The Employment Appeal Tribunal (EAT) has held in Aston v The Martlet Group Ltd that ex-employees bringing a discrimination claim must be able to show not just that the discrimination arose out of the employment relationship but also that it was “closely” connected to it. As such, there must not be “too many links in the chain”.

Basic facts

Following a period of long-term sick leave, Mr Aston’s employer wrote to him offering him £4,000 as a “gesture of goodwill” which Mr Aston accepted. As the payment did not materialise, however, Mr Aston brought claims for unfair dismissal and disability discrimination.

At a preliminary hearing, the tribunal ruled that his claim for unfair dismissal was out of time but extended time in relation to the discrimination claim. During the course of giving evidence at the hearing, a company director repeated the offer of a payment of £4,000, but made clear subsequently that this was conditional on the claims being withdrawn.

Mr Aston then amended his claim to include victimisation on the basis that his employer had refused to pay him because he had brought proceedings contrary to section 27(2)(a) of the Equality Act.

Tribunal decision

At a full hearing the tribunal dismissed all his claims.  Mr Aston appealed against the dismissal of the victimisation complaint, among other things.

For its part, the company argued that there was no jurisdiction to hear the victimisation complaint because (a) an essential component of it was covered by judicial proceedings immunity (immunity given against liability when giving witness evidence); (b) it was not within the scope of section 108 of the Equality Act; and that (c) as a matter of law, “continuing” to pursue proceedings, as opposed to “bringing” or instigating proceedings, was not a protected act under section 27(2)(a).

EAT decision

With regard to the last point, the EAT held that the concept of bringing proceedings found in section 27(2)(a) should be construed as embracing a decision to continue with proceedings. Apart from anything else, it would not make sense if an employer could treat an employee badly because they continued proceedings but not if they brought proceedings.

With regard to the issue of judicial proceedings immunity, it held that this did not apply in this case because statements made by an employer when giving evidence at a hearing of a claim against them did not fall within the scope of Article 3(1)(c) of the Equal Treatment Directive relating to: “employment and working conditions, including dismissal and pay”.

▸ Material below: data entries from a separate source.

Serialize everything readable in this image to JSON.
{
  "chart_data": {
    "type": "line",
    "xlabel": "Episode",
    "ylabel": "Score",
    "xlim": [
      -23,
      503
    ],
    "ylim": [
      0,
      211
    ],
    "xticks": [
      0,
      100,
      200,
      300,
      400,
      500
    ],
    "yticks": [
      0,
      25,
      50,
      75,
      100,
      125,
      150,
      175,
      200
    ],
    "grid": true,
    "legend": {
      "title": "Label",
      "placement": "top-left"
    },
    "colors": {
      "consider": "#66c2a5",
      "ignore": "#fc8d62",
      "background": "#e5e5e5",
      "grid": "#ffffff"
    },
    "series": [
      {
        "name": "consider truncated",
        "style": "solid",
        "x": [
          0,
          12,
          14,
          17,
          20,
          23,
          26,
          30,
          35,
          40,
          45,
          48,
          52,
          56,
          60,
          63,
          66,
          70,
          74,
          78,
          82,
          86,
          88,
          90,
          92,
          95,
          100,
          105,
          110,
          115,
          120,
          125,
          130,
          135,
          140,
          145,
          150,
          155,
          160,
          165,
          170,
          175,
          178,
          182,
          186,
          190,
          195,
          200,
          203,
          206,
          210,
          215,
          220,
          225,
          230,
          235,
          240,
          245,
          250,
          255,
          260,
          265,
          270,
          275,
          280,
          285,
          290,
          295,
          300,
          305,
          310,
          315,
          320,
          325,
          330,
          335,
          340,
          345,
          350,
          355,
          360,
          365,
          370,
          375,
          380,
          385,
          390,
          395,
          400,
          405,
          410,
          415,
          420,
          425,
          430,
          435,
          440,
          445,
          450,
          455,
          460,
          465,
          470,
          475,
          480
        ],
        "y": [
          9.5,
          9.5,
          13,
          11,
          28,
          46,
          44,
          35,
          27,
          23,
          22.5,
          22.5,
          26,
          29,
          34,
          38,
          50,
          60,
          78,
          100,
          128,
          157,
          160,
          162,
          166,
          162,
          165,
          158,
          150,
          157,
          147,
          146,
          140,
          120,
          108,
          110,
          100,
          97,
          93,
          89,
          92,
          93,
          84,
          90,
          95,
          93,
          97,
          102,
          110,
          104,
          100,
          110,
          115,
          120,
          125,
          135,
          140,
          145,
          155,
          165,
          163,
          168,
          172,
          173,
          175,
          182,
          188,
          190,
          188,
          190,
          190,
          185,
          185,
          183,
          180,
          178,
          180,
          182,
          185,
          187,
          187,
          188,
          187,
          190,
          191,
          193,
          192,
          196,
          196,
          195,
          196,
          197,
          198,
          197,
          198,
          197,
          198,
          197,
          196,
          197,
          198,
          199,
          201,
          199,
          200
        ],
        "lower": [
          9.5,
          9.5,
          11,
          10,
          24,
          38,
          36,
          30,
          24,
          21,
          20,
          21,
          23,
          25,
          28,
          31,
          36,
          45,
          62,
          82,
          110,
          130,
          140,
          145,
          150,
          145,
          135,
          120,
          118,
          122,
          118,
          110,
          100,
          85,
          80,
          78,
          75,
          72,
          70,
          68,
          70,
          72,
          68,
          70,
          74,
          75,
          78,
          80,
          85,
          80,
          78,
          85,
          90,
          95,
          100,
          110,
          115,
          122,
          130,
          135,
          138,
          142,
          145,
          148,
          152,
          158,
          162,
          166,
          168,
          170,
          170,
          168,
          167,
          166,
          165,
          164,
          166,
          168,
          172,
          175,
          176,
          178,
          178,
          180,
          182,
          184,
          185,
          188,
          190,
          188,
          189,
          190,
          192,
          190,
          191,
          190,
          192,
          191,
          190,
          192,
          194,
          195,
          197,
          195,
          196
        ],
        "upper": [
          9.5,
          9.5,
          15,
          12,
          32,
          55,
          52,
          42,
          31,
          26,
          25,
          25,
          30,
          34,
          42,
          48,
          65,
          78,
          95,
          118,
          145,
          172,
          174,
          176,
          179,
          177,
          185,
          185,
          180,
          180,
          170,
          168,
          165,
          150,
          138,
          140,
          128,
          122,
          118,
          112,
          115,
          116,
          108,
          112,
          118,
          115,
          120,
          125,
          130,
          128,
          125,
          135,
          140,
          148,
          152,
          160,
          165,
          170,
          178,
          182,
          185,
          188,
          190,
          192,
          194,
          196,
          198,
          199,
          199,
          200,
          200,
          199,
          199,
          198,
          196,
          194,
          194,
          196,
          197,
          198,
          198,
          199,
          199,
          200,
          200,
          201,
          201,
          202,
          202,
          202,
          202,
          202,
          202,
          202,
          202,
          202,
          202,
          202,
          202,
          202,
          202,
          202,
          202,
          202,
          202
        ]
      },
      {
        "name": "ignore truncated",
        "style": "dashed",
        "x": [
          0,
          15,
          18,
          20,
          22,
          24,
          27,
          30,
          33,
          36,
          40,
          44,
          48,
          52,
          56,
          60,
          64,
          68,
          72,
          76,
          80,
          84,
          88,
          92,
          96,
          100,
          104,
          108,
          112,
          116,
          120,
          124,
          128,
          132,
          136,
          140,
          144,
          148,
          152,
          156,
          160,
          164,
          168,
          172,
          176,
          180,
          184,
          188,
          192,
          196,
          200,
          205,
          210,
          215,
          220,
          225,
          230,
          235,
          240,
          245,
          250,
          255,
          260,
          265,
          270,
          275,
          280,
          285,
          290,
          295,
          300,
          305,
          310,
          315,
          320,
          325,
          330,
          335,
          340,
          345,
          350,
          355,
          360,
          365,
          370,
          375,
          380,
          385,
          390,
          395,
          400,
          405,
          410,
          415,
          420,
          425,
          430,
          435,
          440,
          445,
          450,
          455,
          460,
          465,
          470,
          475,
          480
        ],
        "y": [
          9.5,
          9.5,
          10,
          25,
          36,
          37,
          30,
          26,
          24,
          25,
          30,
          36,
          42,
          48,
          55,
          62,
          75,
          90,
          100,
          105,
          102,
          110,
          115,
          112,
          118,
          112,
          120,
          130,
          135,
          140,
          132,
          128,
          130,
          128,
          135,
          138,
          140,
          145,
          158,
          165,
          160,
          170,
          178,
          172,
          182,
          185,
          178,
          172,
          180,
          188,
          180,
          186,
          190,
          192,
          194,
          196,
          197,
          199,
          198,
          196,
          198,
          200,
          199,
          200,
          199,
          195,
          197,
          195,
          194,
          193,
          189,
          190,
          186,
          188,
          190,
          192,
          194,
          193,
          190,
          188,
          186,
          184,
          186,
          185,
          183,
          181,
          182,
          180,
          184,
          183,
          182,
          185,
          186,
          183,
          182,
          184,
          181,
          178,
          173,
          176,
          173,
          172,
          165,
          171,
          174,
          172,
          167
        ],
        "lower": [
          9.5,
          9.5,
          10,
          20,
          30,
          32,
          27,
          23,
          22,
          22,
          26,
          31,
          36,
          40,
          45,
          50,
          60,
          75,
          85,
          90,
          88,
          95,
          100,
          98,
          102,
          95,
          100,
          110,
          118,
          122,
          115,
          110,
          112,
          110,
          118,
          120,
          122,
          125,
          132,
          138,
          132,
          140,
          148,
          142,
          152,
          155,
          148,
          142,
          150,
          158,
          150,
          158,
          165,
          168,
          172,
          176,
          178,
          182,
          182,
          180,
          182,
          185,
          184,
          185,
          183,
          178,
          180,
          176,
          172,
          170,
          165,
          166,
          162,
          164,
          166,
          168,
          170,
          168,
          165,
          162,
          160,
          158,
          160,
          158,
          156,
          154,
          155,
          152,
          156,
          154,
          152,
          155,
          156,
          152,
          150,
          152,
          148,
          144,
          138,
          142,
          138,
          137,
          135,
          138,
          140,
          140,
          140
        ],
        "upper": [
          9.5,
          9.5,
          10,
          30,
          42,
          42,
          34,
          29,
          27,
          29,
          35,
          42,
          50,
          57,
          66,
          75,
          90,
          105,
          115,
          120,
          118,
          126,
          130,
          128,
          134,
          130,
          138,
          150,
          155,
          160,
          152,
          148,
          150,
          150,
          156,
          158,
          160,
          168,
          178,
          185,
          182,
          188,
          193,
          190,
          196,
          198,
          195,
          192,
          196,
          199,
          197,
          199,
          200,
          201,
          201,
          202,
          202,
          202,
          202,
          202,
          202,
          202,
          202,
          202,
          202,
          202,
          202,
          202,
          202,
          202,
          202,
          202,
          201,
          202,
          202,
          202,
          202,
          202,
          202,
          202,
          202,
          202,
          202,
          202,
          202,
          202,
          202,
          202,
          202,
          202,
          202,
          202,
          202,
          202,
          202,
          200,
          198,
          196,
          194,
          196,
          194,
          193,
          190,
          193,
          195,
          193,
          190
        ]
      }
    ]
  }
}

Nor did the claim fall within section 108 which outlaws discrimination arising “out of and [which] is closely connected to a relationship” that has ended. In order to meet the test, the conduct must not just arise out of the relationship, but it must also be closely connected to it.

As the offer of £4000 in this case was not to settle any actual or potential claims arising out of the termination, had been withdrawn many months before the hearing and was not made available in the period immediately before the hearing, it could not be said to be closely connected to the employment relationship.

Acknowledging that it may have arisen from the former employment and have been connected with it, the EAT emphasised that it was not conduct which could be said to be “closely” connected with it as there were simply “too many links in the chain”.